Former NASCAR driver Bill Lester, one of only seven Black drivers to race in NASCAR's top-tier cup series, wanted the Confederate flag gone when he raced more than a decade ago, but the time wasn't right, he says.

"There was no way that I could affect change during the time that I was racing," Lester says. "This is a different day."

Bubba Wallace, currently the only Black driver in stock car racing's top circuit, called for NASCAR to ban the display of Confederate flags at its races on June 8. Two days later, NASCAR did just that. It's a move that Wallace called "a long time coming."

And it's a step that Lester never thought he would ever see. He says he told plenty of people he was uncomfortable with the Confederate flag during his time racing, but his words "fell on deaf ears."

"The country was not ready to listen at that time," Lester said in an interview with NPR's Morning Edition. "Due to the unfortunate circumstances of George Floyd, Ahmaud Arbery, Breonna Taylor — it has caused a Black Lives Matter movement, and it has caught the attention of everybody. And so Bubba is very fortunate that he has a platform being out there on the circuit right now that he can affect change."

Lester, who came to NASCAR after working in tech in California, says he was an "oddball" in the sport and had to do his best to understand his teammates — including their affection for the Confederate flag.
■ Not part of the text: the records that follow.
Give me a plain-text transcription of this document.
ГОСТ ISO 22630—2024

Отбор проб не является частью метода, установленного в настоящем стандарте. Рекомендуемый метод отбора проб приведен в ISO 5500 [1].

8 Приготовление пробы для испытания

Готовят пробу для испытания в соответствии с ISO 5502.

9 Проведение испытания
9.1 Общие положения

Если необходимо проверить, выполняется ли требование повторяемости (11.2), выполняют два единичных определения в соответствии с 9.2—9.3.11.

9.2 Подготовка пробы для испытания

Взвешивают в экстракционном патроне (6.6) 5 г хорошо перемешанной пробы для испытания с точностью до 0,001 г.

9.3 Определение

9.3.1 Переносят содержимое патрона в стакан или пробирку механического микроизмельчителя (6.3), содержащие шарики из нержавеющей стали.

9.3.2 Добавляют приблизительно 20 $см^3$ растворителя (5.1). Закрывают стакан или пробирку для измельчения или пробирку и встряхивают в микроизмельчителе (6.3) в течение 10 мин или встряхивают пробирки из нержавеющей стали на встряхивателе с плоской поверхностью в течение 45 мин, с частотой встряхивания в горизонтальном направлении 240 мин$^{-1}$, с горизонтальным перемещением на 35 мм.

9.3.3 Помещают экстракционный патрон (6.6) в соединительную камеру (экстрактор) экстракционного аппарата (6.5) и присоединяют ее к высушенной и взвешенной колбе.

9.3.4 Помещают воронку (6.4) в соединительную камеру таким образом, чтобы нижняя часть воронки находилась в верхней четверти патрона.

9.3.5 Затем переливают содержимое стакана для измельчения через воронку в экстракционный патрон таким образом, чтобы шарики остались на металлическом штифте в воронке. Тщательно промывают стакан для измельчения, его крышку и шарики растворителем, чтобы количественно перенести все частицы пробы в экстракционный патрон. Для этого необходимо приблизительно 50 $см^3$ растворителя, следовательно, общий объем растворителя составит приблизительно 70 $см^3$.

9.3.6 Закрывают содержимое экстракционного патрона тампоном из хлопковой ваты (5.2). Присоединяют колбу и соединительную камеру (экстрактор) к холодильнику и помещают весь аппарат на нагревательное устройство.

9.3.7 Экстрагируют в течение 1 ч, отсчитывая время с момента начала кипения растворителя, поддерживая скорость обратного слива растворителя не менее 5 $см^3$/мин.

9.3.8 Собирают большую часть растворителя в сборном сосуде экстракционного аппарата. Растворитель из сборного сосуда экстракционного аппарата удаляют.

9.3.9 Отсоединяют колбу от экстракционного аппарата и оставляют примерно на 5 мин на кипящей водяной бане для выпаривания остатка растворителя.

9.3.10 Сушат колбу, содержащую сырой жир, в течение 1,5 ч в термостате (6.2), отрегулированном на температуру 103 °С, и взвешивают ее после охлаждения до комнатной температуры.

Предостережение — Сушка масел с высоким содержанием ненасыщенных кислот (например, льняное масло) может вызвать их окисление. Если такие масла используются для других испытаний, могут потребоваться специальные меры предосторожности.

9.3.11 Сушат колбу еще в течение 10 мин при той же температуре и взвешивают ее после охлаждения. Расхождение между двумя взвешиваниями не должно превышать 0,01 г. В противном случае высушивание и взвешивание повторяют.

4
"I looked at it as that was just their culture. That's how they grew up," Lester says. "I didn't look at it as it being overt racism towards me, and I was in no way, shape or form in a position to effect any sort of change with regards to that. Because I'm a very small fish in a very big pond when it comes to Black drivers in NASCAR. So I had to basically just swallow it, accept it. But I felt that as long as they weren't waving that flag in front of my face or using any derogatory terms towards me, we were gonna be OK."

Lester's comments come just days after a noose was found inside Wallace's garage at Talladega Superspeedway in Alabama. On Tuesday, the FBI said Wallace was not the target of a hate crime, since the rope had been in the stall since at least October.